Les plantes en élevage vont encore faire parler d’elles

Publié le : 6 décembre 2024

La FNAB, avec Trame, La Coopération Agricole et ADA France, lance le projet PALMAROSA (PArtage de savoirs d’éleveurs, Liens entre les productions PPAM et élevage, et Mutualisation des Accompagnements par nos Réseaux d’ONVAR pour la Santé et le bien-être des Animaux). Ce projet d’une durée de deux ans, à partir de janvier 2025, vise à mutualiser les moyens de ces quatre organisations partenaires pour améliorer l’accompagnement des éleveurs et éleveuses dans leur approche globale de la santé animale et de l’amélioration du bien-être des animaux d’élevage, notamment par le recours aux produits naturels tels que ceux issus des plantes.

Des pratiques qui répondent à un enjeu de santé publique

La lutte contre l’antibiorésistance, qui augmente le risque de perte d’efficacité des médicaments antibiotiques utilisés en santé humaine, ainsi que le risque d’impasse thérapeutique en élevage, fait partie des grands enjeux sanitaires actuels et passe par une réduction de leur usage en élevage (Rapport Carlet, 2015).
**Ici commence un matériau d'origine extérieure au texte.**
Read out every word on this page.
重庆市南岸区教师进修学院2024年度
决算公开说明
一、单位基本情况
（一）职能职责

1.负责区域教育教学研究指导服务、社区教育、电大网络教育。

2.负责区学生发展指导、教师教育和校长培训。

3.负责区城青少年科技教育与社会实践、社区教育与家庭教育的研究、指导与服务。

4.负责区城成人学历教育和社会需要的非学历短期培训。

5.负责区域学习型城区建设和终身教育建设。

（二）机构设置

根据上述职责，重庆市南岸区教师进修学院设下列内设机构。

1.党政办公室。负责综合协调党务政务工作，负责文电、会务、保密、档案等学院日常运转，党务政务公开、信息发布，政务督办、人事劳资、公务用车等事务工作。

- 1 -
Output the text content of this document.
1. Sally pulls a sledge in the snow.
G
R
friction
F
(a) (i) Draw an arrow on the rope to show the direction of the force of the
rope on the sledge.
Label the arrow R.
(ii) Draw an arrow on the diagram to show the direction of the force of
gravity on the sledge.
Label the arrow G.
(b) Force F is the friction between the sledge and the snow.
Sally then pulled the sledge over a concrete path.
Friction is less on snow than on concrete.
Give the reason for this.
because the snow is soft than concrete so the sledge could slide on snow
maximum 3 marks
Or les objectifs de réduction de l’utilisation des antibiotiques en médecine vétérinaire ne peuvent être atteints que si des méthodes alternatives au recours aux antibiotiques sont développées dans les différentes situations sanitaires rencontrées sur le terrain (ANSES, 2018). L’utilisation des médecines alternatives permet en effet de réduire les traitements allopathiques tout en maintenant une situation sanitaire satisfaisante. Bien entendu, il importe, quels que soient les produits (de synthèse ou naturels) que les animaux d’élevage consomment ou avec lesquels ils sont en contact, de s’assurer de leur innocuité, puisque les hommes consomment les productions de ces animaux.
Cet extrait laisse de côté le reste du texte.